UPDATED 20:43 EST / MAY 25 2022

BIG DATA

Snowflake shares tumble as growth slows

Shares of once-high-flying software unicorn Snowflake Inc. are finally falling to earth.

The stock price of the cloud data warehousing provider fell nearly 14% after-hours today on a weaker-than-expected full-year forecast amid signs of a slowdown in spending by large enterprise customers.

The quarterly numbers weren’t bad overall. Losses narrowed in its fiscal first quarter on revenue that beat analysts’ expectations. The quarterly net loss of $165.8 million, or 53 cents a share, improved from a net loss of $203.2 million, or 70 cents a share, a year earlier.

The earnings were just below the consensus forecast of 52 cents a share. Revenues of $422.4 million jumped 85% from a year earlier and remaining performance obligations of $2.6 billion rose 82%, although down sequentially from the fourth quarter.

Snowflake said it closed the quarter with 6,322 customers, including 206 customers who spent more than $1 million over the past 12 months.

Forecast disappoints

The company said second-quarter revenues are likely to come in between $435 million and $440 million, which was about in line with analyst expectations. For fiscal 2023, it guided to a revenue forecast of between $1.89 billion and $1.9 billion, a slight uptick from its prior range of $1.88 billion to $1.9 billion.

However, investors were clearly hoping for more. Snowflake executives said there was a clear slowdown in spending by some of its largest customers. “Last year we experienced significantly higher growth due to the growth of customers’ own businesses,” said Chief Financial Officer Michael Scarpelli. “This year the growth was less than expected. Although these customers are still growing, we believe that they are impacted by macroeconomic headwinds and their consumption will be limited.”

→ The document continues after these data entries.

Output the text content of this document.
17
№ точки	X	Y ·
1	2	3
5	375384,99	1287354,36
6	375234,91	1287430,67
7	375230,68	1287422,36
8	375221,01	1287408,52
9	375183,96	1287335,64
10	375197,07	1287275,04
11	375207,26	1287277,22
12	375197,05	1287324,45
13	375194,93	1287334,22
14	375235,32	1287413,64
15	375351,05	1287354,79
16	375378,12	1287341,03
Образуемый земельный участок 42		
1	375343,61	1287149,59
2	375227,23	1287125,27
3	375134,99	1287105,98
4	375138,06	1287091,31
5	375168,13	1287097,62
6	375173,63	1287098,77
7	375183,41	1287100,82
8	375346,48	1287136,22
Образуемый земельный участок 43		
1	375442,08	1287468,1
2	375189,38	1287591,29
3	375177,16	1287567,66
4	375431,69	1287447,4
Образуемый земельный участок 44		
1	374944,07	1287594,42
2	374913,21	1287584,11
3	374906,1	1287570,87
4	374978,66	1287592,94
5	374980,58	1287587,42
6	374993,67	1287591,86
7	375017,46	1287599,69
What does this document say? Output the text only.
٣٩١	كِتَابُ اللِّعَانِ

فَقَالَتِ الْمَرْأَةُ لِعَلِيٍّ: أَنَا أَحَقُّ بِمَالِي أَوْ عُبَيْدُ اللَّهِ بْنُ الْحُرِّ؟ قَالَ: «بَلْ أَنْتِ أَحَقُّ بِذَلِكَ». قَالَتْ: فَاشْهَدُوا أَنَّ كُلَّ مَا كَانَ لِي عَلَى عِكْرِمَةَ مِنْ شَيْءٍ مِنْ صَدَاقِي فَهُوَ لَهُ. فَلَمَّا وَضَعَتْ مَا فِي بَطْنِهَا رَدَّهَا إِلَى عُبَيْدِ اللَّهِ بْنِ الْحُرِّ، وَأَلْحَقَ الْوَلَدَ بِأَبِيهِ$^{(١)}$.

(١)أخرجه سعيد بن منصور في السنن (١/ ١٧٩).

Executives said the long-term outlook for the business remains unchanged and that they expect long-term trends to remain in line with their growth objectives. On a conference call with analysts, Chief Executive Frank Slootman (pictured) repeatedly reiterated that the company’s strategic objective is for profitable growth. “Snowflake is not a growth-at-all-costs company,” he said. “Investments must lead to innovation that creates differentiation. There is no waste at Snowflake.”

Executives noted that the company is sitting on $5 billion in cash and investments and that it added 16 of the world’s 2,000 largest companies as customers in the quarter. Snowflake booked four eight-figure deals in the quarter and listings in its software marketplace grew 22% to more than 1,350. “Over the last three years we’ve achieved high growth while significantly improving operating economics and cash flow,” Slootman said.

Hyperscale challenges

But Snowflake’s challenges may be more entrenched than executives are letting on, said Adam Ronthal, a research vice president at Gartner Inc. “The competitive landscape has changed significantly since Snowflake launched” in late 2014,  he said. “Back then they were highly differentiated and were re-energizing a market that was a little stagnant at that point.”

But he added that in the intervening seven years, the hyperscalers such as the cloud computing giants have spent time modernizing their platforms and updating their games. “Some areas Snowflake pioneered like the separation of storage and compute are now table stakes,” he said.

Ronthal pointed to Snowflake’s Snowgrid cross-cloud collaboration platform as an example of how hyperscale competitors are frustrating its growth ambitions. “It’s an intercloud data mesh, and that’s somewhat different, but one widespread barrier to adoption is that the hyperscalers charge egress fees that can add up if you’re moving around large amounts of data,” he said. “Snowflake is competing directly against offerings from the cloud service providers and this is a CSP world. We just live in it.”

Snowflake executives made no reference to cloud competitors during the briefing with analysts, blaming the business slowdown solely on economic factors. “The sequential decline in RPO [from the fourth quarter of 2021 ] is due to a tough year-over-year comparison,” Slootman said. “We still achieved our internal target.”

Plans to add 1,500 employees this year are still on track and Slootman said he sees economic uncertainty as a net positive in the long run. “In troubled times people want more data and that is going to drive Snowflake consumption,” he said.